The screenplay was supposed to be a whodunit, a form Lubitsch and Raphaelson knew nothing about. Contract writer Grover Jones was called in to help adapt László, but he wasn’t much needed. The script carries echoes of Georges Manolescu, a real-life self-styled master thief whose 1907 memoir had already been made into two silent films. The crooked hero’s name, Gaston Monescu, was deliberately close enough to ring a bell with many. (There are key differences, however. For one thing, if Gaston has ever been caught before, we do not hear about it, unlike with Manolescu, who spent his life in and out of prison—as well as the occasional insane asylum, the thief perhaps having discovered that faking insanity was one way to get out of jail.)
So they fashioned a Lubitsch-Raphaelson version of a whodunit, one that lets you know who-dun-what at nearly every turn. One of Lubitsch’s many gifts, part of his much-publicized “touch,” is that of revealing plot points in ways that make the audience feel like coconspirators. We see that Lily and Gaston are made for each other in one shot at the end of the hotel scene, as they embrace on a couch, then magically dissolve into a night and a life together. They may not be married, but they are a formidable pair, and a short while later a radio reporter confirms it: “From Geneva comes the news that the famous international crook Gaston Monescu robbed the peace conference yesterday.
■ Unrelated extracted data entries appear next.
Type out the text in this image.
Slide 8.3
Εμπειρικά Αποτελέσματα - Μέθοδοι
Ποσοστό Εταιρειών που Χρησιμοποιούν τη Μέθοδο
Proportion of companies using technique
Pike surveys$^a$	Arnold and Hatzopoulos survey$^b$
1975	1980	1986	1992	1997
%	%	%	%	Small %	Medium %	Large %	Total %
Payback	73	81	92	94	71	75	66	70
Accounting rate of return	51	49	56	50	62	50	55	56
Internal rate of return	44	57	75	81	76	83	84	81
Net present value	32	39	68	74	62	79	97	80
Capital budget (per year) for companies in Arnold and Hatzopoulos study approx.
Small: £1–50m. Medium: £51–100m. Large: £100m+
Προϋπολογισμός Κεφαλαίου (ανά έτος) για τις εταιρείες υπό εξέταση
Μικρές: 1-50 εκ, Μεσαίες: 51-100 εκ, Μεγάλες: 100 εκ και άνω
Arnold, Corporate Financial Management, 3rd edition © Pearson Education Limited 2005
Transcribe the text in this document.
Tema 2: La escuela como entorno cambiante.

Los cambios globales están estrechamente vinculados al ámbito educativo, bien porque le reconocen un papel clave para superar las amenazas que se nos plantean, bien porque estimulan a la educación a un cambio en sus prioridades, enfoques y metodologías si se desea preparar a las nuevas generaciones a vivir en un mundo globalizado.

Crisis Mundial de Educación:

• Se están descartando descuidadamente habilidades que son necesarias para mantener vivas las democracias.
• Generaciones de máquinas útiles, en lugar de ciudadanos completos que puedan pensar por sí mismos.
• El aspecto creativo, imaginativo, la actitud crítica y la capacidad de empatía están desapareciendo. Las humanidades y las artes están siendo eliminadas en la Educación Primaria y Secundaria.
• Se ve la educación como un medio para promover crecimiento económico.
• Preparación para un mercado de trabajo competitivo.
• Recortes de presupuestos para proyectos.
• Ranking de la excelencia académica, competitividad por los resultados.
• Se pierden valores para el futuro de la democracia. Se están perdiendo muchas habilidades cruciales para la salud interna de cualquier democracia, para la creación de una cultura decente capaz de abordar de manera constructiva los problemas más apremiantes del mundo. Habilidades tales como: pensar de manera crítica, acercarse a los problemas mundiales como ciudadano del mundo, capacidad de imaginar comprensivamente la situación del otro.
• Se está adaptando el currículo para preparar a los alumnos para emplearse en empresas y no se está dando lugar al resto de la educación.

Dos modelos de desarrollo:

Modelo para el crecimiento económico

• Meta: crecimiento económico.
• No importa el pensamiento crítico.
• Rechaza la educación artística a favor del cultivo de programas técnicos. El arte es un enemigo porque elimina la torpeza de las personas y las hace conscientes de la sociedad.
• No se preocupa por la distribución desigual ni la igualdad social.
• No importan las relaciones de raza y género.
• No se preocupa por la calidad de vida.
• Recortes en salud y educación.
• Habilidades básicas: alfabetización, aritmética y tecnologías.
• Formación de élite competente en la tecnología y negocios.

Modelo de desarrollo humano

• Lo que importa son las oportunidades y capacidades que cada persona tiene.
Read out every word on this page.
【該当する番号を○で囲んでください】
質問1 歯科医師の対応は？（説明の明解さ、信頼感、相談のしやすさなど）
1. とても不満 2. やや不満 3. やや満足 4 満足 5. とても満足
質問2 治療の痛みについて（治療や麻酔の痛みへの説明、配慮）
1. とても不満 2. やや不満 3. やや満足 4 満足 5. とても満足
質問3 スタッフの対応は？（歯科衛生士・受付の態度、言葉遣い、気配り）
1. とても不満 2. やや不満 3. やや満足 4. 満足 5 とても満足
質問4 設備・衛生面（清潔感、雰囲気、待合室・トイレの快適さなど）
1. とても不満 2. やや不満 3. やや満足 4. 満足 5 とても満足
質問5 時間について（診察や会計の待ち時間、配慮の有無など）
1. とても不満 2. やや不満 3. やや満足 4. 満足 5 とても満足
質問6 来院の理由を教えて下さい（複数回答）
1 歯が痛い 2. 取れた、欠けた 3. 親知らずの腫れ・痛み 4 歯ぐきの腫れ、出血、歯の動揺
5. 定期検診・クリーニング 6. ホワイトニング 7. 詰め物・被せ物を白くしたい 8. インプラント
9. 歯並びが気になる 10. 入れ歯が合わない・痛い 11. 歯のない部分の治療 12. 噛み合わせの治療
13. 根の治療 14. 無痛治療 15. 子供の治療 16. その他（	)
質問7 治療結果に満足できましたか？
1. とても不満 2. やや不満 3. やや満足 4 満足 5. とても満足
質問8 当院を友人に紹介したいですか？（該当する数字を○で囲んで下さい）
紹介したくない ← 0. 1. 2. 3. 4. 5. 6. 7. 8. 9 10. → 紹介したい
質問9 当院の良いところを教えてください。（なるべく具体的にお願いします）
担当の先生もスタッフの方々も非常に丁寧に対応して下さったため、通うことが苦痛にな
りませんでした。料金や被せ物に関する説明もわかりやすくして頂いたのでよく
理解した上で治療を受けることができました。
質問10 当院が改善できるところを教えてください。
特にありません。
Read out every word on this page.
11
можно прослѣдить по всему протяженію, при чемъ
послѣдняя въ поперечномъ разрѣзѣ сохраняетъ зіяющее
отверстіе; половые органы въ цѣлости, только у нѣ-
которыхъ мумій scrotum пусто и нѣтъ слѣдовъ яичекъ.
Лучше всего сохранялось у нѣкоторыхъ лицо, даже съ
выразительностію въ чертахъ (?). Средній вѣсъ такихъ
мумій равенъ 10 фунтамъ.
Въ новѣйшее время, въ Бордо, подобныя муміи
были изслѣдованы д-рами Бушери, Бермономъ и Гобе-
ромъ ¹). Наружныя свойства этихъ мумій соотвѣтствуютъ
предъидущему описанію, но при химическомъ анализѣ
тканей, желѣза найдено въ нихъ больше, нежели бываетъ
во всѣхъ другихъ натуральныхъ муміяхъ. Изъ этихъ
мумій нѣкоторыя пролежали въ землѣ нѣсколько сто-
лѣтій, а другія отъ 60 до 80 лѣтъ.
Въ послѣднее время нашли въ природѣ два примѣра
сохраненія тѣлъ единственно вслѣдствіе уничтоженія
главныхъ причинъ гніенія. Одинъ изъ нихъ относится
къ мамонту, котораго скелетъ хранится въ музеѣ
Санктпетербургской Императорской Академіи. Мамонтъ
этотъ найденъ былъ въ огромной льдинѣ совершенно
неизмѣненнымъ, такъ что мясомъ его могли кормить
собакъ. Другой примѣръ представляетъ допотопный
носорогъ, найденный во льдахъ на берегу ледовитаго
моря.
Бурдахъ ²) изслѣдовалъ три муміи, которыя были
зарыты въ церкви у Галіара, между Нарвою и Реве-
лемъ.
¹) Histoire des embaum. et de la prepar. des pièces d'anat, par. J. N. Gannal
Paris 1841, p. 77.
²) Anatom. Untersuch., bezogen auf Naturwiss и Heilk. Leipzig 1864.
He took practically everything except the peace.”
Soon, the couple land in Paris, and now trouble finds them in the person of Mme Colet, the heiress to a perfume fortune. Her wealth is detailed in another montage—the commercial break for that radio story about Gaston—that shows off the art deco mastery of Paramount designer Hans Dreier. His sets for the Colet offices and duplex are all mirrored surfaces and swooping steel trim; even the “Colet et Cie” lettering echoes the era’s ads for the luxe French perfume brand Caron.